For rethinking conventional cancer drug therapies by applying data analytics. Though it saves lives, chemotherapy—in which enough toxins are pumped into the patient's body to kill malignant cells but spare the host—is still a risky process. Founded by Harvard and MIT researchers, Mitra Biotech's CANScript technology re-creates an artificial environment for a patient's tumor sample and tests various drugs on it directly, allowing the company to arrive at a personalized treatment in less than a week. Mitra has formed partnerships with several Indian hospitals and is eyeing a U.S. entry.
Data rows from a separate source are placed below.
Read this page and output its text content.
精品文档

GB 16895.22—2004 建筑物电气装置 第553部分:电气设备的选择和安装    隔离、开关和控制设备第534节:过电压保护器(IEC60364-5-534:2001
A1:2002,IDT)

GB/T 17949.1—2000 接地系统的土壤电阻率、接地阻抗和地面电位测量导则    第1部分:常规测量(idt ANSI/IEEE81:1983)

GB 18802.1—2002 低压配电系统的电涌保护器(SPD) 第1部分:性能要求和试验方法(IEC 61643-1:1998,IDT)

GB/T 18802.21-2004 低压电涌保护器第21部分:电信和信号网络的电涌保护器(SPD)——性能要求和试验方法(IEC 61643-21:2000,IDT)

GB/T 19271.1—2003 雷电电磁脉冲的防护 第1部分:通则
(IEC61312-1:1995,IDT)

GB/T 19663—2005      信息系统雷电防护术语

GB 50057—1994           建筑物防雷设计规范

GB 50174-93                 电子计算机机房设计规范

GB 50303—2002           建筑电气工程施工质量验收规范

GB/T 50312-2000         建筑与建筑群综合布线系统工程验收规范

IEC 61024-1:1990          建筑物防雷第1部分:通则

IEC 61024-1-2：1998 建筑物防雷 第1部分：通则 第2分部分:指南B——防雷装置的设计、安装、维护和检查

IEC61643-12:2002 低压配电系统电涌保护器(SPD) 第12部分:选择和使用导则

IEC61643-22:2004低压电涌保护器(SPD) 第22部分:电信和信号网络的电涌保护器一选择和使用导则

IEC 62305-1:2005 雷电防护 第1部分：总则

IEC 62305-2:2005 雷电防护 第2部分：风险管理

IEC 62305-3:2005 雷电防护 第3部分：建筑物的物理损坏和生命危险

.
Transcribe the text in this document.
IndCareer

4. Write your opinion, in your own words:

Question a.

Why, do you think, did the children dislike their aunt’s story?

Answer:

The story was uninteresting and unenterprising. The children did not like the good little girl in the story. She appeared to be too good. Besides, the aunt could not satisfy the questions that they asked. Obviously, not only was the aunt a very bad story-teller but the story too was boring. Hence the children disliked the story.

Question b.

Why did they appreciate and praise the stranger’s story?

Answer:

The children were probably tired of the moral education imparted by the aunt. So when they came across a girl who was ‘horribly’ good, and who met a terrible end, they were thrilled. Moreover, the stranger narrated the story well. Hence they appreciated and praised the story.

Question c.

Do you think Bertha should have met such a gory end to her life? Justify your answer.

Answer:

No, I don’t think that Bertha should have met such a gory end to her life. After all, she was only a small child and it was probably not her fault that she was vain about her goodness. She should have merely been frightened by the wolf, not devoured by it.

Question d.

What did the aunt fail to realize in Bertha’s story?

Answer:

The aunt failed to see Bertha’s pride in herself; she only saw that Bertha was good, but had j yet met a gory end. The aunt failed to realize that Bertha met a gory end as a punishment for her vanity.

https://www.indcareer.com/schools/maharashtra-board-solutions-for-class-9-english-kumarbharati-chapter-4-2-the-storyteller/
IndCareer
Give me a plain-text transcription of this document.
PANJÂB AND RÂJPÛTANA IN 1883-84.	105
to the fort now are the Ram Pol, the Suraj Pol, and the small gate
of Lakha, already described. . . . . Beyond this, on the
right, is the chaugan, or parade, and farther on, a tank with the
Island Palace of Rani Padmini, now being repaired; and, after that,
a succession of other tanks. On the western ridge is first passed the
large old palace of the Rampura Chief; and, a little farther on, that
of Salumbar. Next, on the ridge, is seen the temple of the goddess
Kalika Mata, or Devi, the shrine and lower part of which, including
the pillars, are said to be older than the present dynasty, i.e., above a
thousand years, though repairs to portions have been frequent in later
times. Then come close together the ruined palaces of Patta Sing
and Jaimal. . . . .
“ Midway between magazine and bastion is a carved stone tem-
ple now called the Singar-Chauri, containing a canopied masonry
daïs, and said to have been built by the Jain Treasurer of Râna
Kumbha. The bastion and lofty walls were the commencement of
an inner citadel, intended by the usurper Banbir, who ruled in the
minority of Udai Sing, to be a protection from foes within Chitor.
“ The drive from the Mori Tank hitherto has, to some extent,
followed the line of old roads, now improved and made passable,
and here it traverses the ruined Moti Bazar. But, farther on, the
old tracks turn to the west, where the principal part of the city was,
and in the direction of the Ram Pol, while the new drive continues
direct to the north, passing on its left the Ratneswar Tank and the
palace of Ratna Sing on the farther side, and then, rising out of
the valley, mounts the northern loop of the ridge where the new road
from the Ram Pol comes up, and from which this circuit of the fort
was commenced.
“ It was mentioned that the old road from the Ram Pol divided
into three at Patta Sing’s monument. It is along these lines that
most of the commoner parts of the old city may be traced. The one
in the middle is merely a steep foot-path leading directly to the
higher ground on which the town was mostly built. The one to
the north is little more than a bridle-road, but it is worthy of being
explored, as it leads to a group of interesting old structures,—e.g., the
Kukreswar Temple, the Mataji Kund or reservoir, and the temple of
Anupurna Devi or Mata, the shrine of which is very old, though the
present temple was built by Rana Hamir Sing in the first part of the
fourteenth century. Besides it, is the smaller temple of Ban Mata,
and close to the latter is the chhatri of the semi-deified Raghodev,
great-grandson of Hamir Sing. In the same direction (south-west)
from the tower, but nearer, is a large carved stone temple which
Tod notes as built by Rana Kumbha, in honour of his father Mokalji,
For leveling the playing ground for coders all over the world. Interviewstreet's disruptive platform helps screen and hire programmers through online coding tests and contests, thus matching best performers from around the globe to business titans. Interviewstreet counts Facebook, Amazon, Morgan Stanley, Zynga, and Walmart among its customers, and it recently placed 40 Indian computer-science students in some of the hottest jobs in the Valley just as they were finishing up their degrees.
For putting smiles on thousands of faces with a Starbucks-inspired chain of dental offices. MyDentist is a two-year-old dental chain based in Mumbai and Pune that has brought dimensions of the retail business to dental treatment. With 75 locations throughout the country, which will grow to 150 this year, MyDentist offers efficient care at standard, transparent rates. It's affordable to the underprivileged crowd, such as cab drivers and domestic workers, who live in slum areas: Root canal treatments cost just 2,500 rupees ($40), and 21,000-rupee braces can be paid in 1,500-rupee ($24) installments. The chain treats a whopping 15,000 patients each month.
For smoothing the journey of India's growing but scrappy car rental market. Within a year of its launch, Olacabs has grown to become India's largest car rental brand. Its success lies in the myriad tech solutions it uses to navigate the chaos of India's urban commuter system: Its mobile app lets a user summon a cab with a single click and allows real-time tracking of the cab as it nears. Meanwhile, Olacabs' predictive algorithm helps anticipate demand at different locations and times, monitors traffic and weather conditions, and, after a customer books, accurately predicts the time of arrival. Olacabs currently aggregates 7,500 cars in India's four largest cities and achieves an explosive 25% month-over-month growth rate.
For delivering world-class services and health care to expectant mothers. Despite the ongoing efforts of India's government, the country still lags behind much of the world in infant and maternal mortality rates. Cloudnine, however, has managed to sustain a 0% maternal mortality rate and a 99.72% survival rate across 16,000 deliveries at its five Bangalore-based health-care facilities. The company, which recently scored $16 million in a funding round led by Sequoia Capital, credits its all-hands approach for its success: Its hospitals contain standard pregnancy and neonatal care but also feature specialized units for fetal medicine and workshops for first-time parents.